The company reported an EPS loss of $0.54 to miss on the analyst estimates of $0.17. Revenue for the quarter came in at $1.28 billion, which is in line with the consensus.

Twitter reported average monetizable daily active usage (mDAU) at 211 million, which compares to 187 million a year-ago and 206 million in the previous quarter.

"I am proud of our third quarter results. We're improving personalization, facilitating conversation, delivering relevant news, and finding new ways to help people get paid on Twitter. Average monetizable DAU (mDAU) reached 211 million, up 13% year over year in Q3, accelerating from 11% year over year growth in Q2, driven by ongoing product improvements and global conversation around current events,” said Jack Dorsey, Twitter's CEO.

As far as the guidance is concerned, Twitter projects Q4 2021 sales of between $1.5 billion and $1.6 billion, with the midpoint coming in lower than the consensus of $1.58 billion.

Raymond James analyst Aaron Kessler reiterated a Market Perform rating on Twitter after “solid 3Q results.”

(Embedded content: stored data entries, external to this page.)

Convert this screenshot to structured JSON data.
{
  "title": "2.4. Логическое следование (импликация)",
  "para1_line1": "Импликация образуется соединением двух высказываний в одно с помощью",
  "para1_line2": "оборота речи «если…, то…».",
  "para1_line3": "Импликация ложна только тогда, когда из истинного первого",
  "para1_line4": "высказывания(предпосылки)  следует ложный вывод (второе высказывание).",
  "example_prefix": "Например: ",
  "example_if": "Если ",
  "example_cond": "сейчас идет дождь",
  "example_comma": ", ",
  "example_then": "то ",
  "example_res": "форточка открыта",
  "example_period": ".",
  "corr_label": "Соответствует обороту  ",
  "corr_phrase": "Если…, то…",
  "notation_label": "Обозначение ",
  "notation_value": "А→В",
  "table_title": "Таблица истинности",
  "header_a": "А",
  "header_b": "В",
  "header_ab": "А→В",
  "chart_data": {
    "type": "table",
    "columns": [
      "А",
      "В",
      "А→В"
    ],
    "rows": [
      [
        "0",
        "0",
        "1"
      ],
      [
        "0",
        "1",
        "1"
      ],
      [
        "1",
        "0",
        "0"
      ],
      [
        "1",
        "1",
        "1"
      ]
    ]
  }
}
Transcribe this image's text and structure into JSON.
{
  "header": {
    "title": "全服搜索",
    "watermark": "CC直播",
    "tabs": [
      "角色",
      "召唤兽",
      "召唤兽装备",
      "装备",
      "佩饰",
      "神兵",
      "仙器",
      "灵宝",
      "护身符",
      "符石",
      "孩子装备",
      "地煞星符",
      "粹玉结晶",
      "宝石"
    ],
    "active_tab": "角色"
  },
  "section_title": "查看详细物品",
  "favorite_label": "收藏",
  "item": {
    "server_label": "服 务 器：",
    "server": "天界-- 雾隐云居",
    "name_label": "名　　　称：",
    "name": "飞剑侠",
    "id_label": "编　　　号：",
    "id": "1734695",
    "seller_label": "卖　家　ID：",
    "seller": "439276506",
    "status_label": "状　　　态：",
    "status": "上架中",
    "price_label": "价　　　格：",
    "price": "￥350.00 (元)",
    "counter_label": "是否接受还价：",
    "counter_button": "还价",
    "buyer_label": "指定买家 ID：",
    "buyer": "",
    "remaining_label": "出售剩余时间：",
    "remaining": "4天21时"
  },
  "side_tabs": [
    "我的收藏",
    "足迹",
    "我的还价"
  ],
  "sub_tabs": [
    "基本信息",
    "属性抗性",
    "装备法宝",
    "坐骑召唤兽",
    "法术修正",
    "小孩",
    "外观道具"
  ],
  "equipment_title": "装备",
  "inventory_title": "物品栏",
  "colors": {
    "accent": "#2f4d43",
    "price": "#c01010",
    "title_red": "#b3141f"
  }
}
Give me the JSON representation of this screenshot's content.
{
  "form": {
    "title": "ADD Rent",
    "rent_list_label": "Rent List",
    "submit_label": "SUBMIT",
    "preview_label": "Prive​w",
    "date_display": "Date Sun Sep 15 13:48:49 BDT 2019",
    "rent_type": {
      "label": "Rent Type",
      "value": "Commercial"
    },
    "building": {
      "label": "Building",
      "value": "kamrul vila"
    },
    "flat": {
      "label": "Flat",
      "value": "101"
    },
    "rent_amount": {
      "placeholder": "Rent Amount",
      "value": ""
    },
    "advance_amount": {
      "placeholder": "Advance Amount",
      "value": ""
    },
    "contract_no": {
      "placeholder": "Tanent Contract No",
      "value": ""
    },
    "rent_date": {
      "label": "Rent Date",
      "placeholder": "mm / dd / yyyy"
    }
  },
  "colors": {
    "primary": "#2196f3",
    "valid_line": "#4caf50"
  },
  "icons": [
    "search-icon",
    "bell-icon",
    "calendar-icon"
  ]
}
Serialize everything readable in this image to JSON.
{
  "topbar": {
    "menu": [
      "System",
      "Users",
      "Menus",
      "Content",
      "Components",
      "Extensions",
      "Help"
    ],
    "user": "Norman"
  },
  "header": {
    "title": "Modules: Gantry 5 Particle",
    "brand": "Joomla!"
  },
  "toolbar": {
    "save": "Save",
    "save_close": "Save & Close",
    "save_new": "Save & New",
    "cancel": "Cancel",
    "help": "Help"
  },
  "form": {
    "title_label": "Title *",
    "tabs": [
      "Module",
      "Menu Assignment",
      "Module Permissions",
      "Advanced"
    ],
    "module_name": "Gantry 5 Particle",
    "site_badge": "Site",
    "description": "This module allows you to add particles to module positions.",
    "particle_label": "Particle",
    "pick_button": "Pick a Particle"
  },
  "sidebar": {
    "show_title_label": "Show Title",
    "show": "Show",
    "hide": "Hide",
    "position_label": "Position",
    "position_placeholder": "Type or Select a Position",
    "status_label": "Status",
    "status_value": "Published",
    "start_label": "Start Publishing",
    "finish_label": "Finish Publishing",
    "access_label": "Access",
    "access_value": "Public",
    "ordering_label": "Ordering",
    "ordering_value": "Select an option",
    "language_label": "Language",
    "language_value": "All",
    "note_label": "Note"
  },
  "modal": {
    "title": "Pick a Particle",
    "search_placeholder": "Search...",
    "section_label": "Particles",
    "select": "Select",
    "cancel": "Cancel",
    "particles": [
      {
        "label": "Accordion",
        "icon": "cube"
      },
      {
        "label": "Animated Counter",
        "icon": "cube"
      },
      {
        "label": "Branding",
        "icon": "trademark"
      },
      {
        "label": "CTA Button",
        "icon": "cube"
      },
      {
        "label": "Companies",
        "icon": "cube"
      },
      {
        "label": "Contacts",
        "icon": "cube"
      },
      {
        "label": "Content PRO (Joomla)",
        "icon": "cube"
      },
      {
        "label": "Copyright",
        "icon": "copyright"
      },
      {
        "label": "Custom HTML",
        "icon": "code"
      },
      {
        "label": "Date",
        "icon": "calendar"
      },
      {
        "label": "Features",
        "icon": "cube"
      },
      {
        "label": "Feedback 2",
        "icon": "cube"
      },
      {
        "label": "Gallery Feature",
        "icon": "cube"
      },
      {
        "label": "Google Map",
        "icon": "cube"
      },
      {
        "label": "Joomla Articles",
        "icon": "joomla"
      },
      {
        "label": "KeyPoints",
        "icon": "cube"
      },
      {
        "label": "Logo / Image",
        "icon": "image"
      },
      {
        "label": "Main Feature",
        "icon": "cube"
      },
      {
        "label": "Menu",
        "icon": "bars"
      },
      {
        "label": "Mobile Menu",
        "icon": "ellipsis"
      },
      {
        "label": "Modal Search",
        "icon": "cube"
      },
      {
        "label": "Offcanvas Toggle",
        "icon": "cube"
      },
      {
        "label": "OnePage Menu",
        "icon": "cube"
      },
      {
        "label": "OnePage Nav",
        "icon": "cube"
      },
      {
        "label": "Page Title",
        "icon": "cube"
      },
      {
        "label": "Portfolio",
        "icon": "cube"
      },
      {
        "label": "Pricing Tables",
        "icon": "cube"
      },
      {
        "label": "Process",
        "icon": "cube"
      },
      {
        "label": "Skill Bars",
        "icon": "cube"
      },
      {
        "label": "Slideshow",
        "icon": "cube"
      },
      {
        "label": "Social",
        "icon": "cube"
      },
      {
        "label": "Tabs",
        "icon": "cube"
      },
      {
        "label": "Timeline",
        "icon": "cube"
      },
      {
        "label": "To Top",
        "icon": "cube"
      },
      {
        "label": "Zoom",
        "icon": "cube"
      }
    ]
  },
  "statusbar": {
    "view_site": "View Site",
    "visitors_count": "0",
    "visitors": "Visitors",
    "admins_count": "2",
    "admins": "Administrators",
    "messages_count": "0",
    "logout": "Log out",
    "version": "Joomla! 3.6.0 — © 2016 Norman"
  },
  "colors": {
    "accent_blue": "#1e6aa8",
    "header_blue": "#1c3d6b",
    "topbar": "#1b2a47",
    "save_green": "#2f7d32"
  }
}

“In contrast to other social media platforms, Twitter noted a relatively modest impact from Apple’s App Tracking Transparency (ATT) changes in iOS 14.5. Twitter called out particular strength in brand advertising and the U.S. as well as direct response. The company continues to see a path to $7.5B in revenue in 2023 despite ATT headwinds and the sale of MoPub (and an associated $200-250M in revenue in 2022) with several contributors including scaling DR and commerce elements. Negatively, Twitter guided to 2022 expense growth of at least mid-20s (vs. our prior 15% estimate). We maintain our Market Perform rating as we believe shares are fairly valued at ~8x 2022E revenues given our outlook for mid-to-high teens long-term revenue growth,” Kessler wrote in a client note.

Similarly, Rosenblatt analyst Mark Zgutowicz maintained a Neutral rating and a $65.00 per share price target. When it comes to the iOS impact, the analyst said:

“Perhaps the irony in the dark iOS cloud over the DR (direct response) ad industry is the pocket of sunshine over Twitter. The broad cohort vs. one-to-one targeting restrictions now in iOS --executed by Apple's SKAdnetwork-- leaves Twitter on a more level playing field with peers like Facebook and Snap. These and other DR peers have historically had much stronger first party data signals and subsequently one-to-one targeted returns vs. Twitter. With that said, Twitter's near term bright spot likely dims over NTM as its DR walled garden peers invest multi-billions building new targeting models adjacent iOS. Further, the permanently reduced (iOS) ROAS on all DR platforms means Twitter's targeted 50% DR revenue mix needs to come from substantially higher ad volume share, as pricing will naturally following eroding ROAS,” Zgutowicz said in a note sent to clients.

The analyst says TWTR’s 37 million US daily active users (DAUs), a number that is basically flat over the recent 12 months, “continues to leave it at a significantly scale disadvantage vs. peers.”